How little did I know what a gift that moment was. I never expected to want something like that so badly.
I write this after a particular difficult evening with my son. My husband made plans to meet a friend for a late dinner. I didn’t mind at all. I’d have a little mommy and son time, and then put the little guy to bed. Sounded easy enough.
I was so, so wrong.
As soon as my husband left, my son cried loudly. He rushed to the door, struggling to open it and catch up to his father. I carried him away, and he began to tantrum. I managed to calm him down, but every now and then he would run back to the door. The process repeated. Cry, tantrum, calm.
Eventually, the distractions stopped working. There wasn’t anything I could do. The tantrums got so bad. I went down the list that parents go through in these situations. Nothing worked.
When my son finally tired out, I held him close. Out of pure exhaustion, he gave in and settled in my arms. He was an unwilling prisoner.
His father came home shortly after. Our son jumped up from my arms and hugged him ever so tightly. A huge smile came across his face, and he was his giddy self once again. It was as if nothing happened.
Broken, I retreated to another room. I tried to tell myself that it was just a tantrum. I recalled moments where people said that children flip flop between their favorite parents. I shook my head in shame. It wasn’t true for me. I am never the favorite.
In his own little hierarchy, I am the totem pole. He holds his father at the high pedestal, and his grandma as a foundation. I am the monster in the basement.
I know it sounds so unreasonably harsh. Yet, in those moments of pain and anguish, that’s exactly how I feel. I know the root of it is purely the environment that we are in. My early days of Postpartum Depression and Anxiety fostered it. My husband became the one that put my son to sleep. He shouldered a lot of the parenting as I struggled. He was the comfort that I thought I should have been.
As we both returned to work, my husband’s schedule was far more accommodating to our son. I left for work when he was still asleep, and came back only a couple hours before bedtime. My husband was the constant. They developed a secure and loving bond.
My mother-in-law became my son’s daytime caretaker. She is there for all the things that I am not present to do. Feeding, Bathing, playing – all the daily activities that bring routine and comfort in life. Routines that do not include me.

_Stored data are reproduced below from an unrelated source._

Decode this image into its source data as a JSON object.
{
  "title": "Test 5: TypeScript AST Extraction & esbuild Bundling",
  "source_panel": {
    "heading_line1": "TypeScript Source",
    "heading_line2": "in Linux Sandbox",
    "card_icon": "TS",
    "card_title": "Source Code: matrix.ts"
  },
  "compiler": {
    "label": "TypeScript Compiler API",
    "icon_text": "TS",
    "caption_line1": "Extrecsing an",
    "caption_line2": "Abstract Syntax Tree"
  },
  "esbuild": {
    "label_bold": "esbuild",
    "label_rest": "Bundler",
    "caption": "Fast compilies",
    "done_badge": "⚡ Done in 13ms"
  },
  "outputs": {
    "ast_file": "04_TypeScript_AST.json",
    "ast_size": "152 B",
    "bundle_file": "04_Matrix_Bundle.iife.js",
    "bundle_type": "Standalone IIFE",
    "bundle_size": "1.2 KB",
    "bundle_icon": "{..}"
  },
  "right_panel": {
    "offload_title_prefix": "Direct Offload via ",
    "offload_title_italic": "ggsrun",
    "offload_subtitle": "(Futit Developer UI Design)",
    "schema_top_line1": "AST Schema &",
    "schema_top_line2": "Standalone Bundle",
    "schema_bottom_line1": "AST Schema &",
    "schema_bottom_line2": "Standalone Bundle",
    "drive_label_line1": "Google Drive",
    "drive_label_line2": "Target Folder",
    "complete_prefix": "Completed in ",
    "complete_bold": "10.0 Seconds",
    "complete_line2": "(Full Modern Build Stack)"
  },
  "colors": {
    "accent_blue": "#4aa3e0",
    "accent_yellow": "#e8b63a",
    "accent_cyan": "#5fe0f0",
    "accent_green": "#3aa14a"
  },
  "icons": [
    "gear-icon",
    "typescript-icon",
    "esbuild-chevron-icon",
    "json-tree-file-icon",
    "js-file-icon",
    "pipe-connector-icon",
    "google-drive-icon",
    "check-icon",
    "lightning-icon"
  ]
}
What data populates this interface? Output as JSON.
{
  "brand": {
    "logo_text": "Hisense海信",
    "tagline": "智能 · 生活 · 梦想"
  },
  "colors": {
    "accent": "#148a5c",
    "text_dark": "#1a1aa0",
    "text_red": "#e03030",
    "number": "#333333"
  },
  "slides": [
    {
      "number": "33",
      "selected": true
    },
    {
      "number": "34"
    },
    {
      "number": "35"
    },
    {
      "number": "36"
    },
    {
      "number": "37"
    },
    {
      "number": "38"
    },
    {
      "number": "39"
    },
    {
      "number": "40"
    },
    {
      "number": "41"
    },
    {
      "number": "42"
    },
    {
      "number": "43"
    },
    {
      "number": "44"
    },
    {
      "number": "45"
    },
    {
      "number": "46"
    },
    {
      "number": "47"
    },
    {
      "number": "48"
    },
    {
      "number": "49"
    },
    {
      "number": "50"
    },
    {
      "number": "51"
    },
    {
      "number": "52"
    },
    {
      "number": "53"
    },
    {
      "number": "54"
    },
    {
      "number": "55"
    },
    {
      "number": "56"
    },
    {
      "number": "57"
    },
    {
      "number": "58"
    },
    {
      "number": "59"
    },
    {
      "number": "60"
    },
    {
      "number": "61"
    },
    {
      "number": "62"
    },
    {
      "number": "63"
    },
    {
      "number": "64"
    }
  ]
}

Where I fit in is sometimes an anomaly. There are days where my son and I also share our own special bond. There are moments where he surprises me with hugs and laughter. There are times when we play and read.
But, there are many more times where I am a bystander. I am a sidewalk witness, looking over curiously to see what’s happening. I am an outsider, wishing for a way to become more involved.
Simply put, this all hurts. It’s hard as a mother to know that you are not your child’s favorite. Although you tell yourself it’s temporary, the realization of the current situation stifles any comfort. Where is my bond ? Why am I the enemy?
After the aftermath, that photo seems a relic from the past. I wish so much for that closeness; the feelings that only mother and child know. I know that he loves me, and that for a child that young, no tantrum or feeling is ever permanent.
The photo is a a motivator. Every day, I try. I feel broken, but I try. I may not be the favorite today, but every day I try.